After passing a fortnight staying in a roadkeeper's hut near the pass to collect wildlife specimens, he moved on to begin his ascent of the mountains, describing the landmarks familiar to those who climb Gede or Pangrango today: the "governor-general's country house at Tchipanas", the branch of the Botanic Gardens, the picturesque waterfall and the hot spring where the torrent "foams over its rugged bed, sending up clouds of steam". At that time, there was a "hut of open bamboos at a place called Kampung Badak" and Wallace stayed there to keep out of the "thick mist and drizzling rain" in between his ascents to the top of the two mountains.

For Wallace, who had spent most of his time in Indonesia's lowland forests, the thrill of the trip was in observing the change from tropical to temperate flora as he ascended the peak and in considering how European style plants, such as strawberries, raspberries and the "rare and beautiful Royal Cowslip" could be found on an isolated mountain peak south of the equator.
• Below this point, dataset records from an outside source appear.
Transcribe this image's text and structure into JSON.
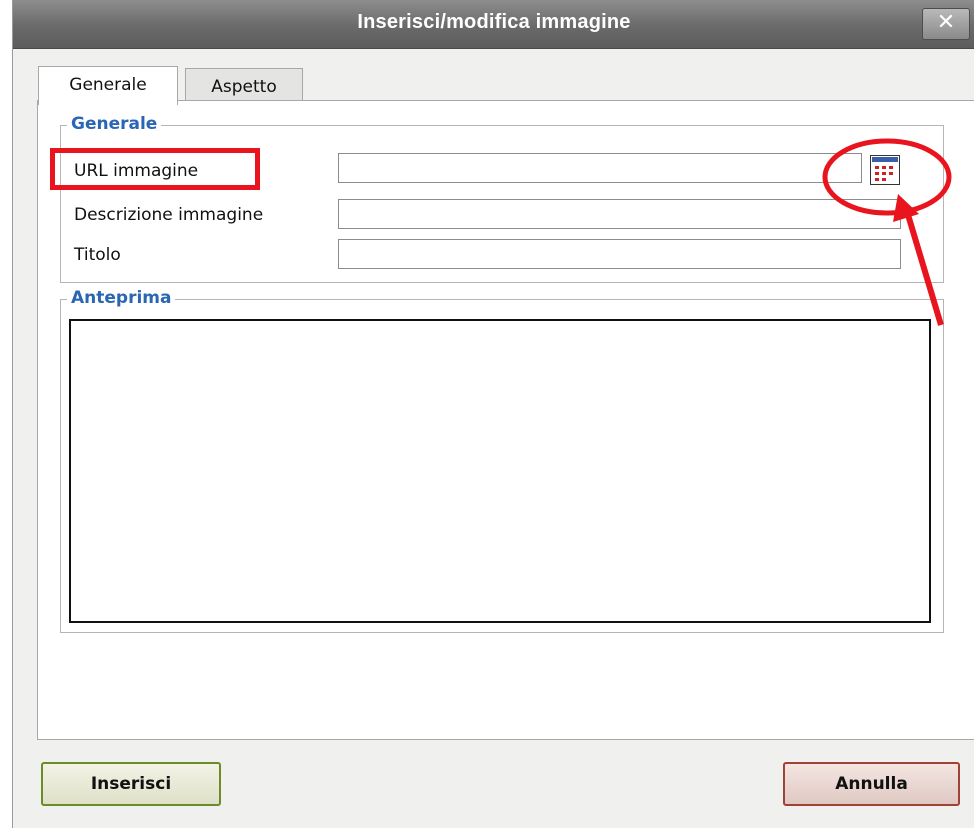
{
  "dialog": {
    "title": "Inserisci/modifica immagine",
    "close_glyph": "✕"
  },
  "tabs": [
    {
      "label": "Generale",
      "active": true
    },
    {
      "label": "Aspetto",
      "active": false
    }
  ],
  "general": {
    "legend": "Generale",
    "fields": [
      {
        "label": "URL immagine",
        "value": ""
      },
      {
        "label": "Descrizione immagine",
        "value": ""
      },
      {
        "label": "Titolo",
        "value": ""
      }
    ],
    "browse_icon": "browse-calendar-icon"
  },
  "preview": {
    "legend": "Anteprima"
  },
  "buttons": {
    "insert": "Inserisci",
    "cancel": "Annulla"
  },
  "colors": {
    "legend": "#2a66b3",
    "annotation": "#e8141e",
    "insert_border": "#6c8c28",
    "cancel_border": "#a04236"
  }
}
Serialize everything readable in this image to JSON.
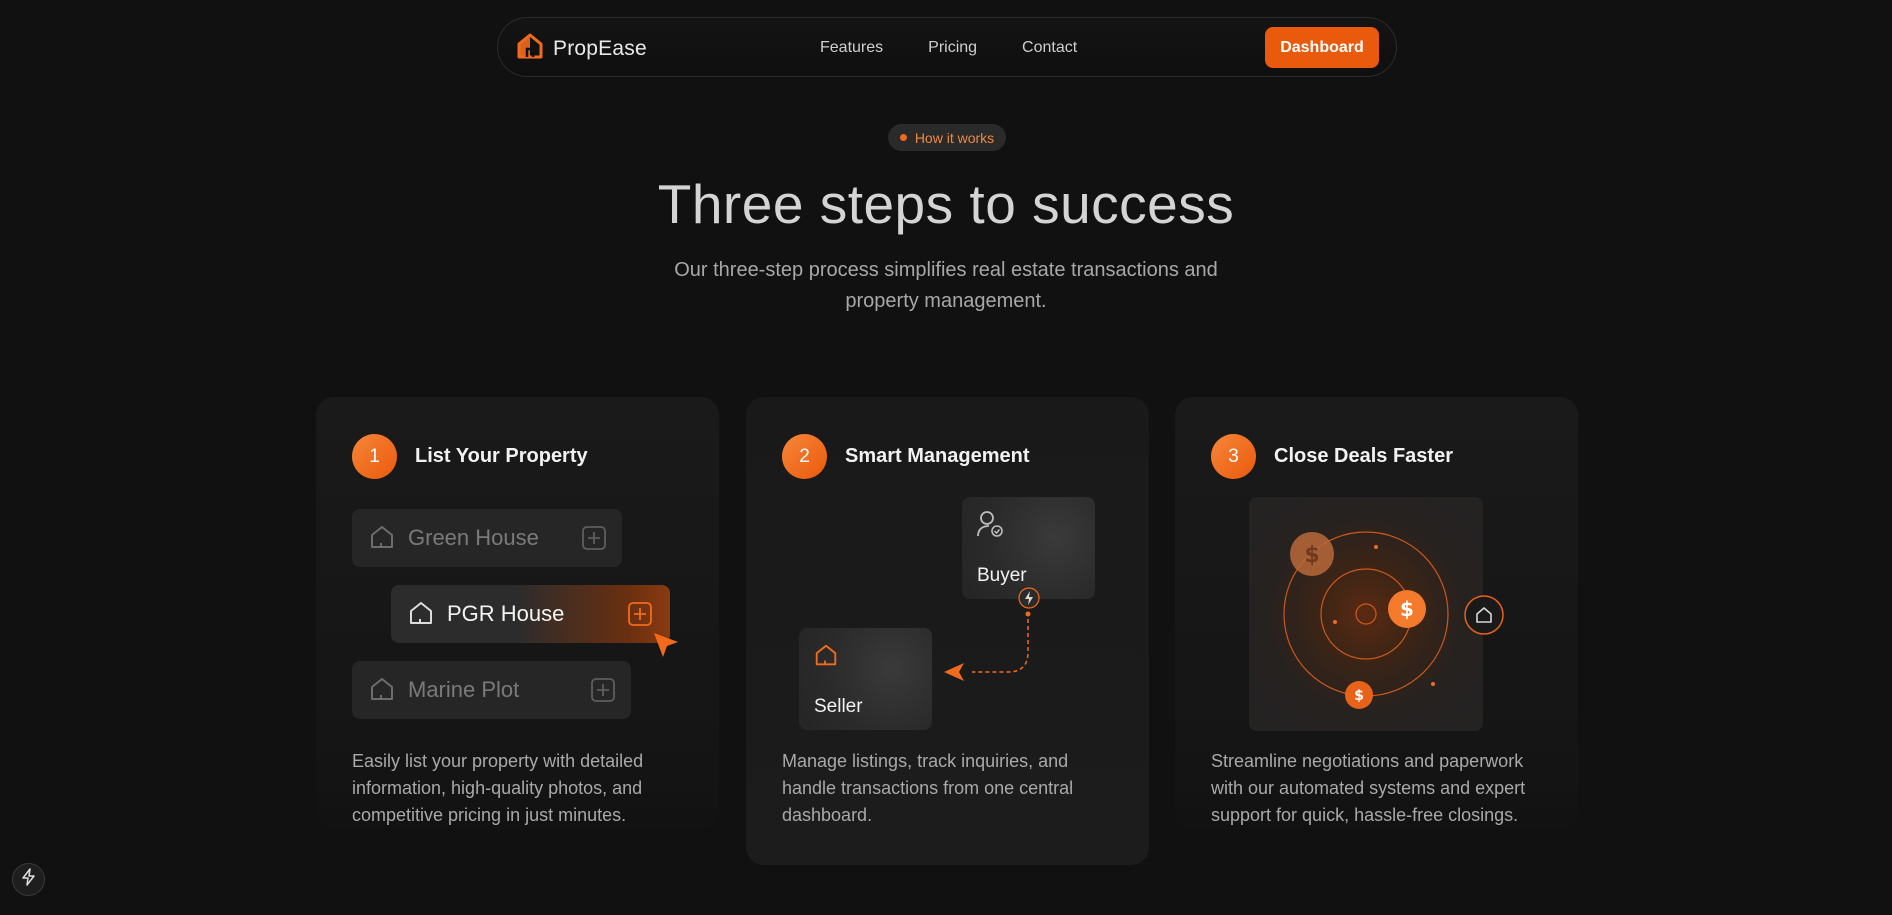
{
  "nav": {
    "brand": "PropEase",
    "links": [
      "Features",
      "Pricing",
      "Contact"
    ],
    "cta": "Dashboard"
  },
  "hero": {
    "pill": "How it works",
    "title": "Three steps to success",
    "subtitle": "Our three-step process simplifies real estate transactions and property management."
  },
  "steps": [
    {
      "num": "1",
      "title": "List Your Property",
      "items": [
        "Green House",
        "PGR House",
        "Marine Plot"
      ],
      "desc": "Easily list your property with detailed information, high-quality photos, and competitive pricing in just minutes."
    },
    {
      "num": "2",
      "title": "Smart Management",
      "buyer": "Buyer",
      "seller": "Seller",
      "desc": "Manage listings, track inquiries, and handle transactions from one central dashboard."
    },
    {
      "num": "3",
      "title": "Close Deals Faster",
      "desc": "Streamline negotiations and paperwork with our automated systems and expert support for quick, hassle-free closings."
    }
  ],
  "colors": {
    "accent": "#ea5a0c",
    "accent_light": "#f7863a",
    "background": "#111111"
  },
  "icons": [
    "house-logo-icon",
    "house-icon",
    "plus-icon",
    "cursor-arrow-icon",
    "user-check-icon",
    "bolt-icon",
    "dollar-icon"
  ]
}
He speculates that during a previous ice age temperate flora had spread right across the tropics, but then retreated up the mountain slopes and into the higher latitudes as temperatures rose.

Wallace refers us to "Mr. Darwin's Origin of Species, chapter 2" for a fuller explanation of this phenomenon.

And I refer readers to chapter VII of Wallace's "The Malay Archipelago", which is widely available in Jakarta book shops, probably somewhere near the WIPA Puncak Trek Guidebooks. It's even available in full text online, for those with glare-proof eyes. It really does offer a fascinating view into Indonesia as it used to be.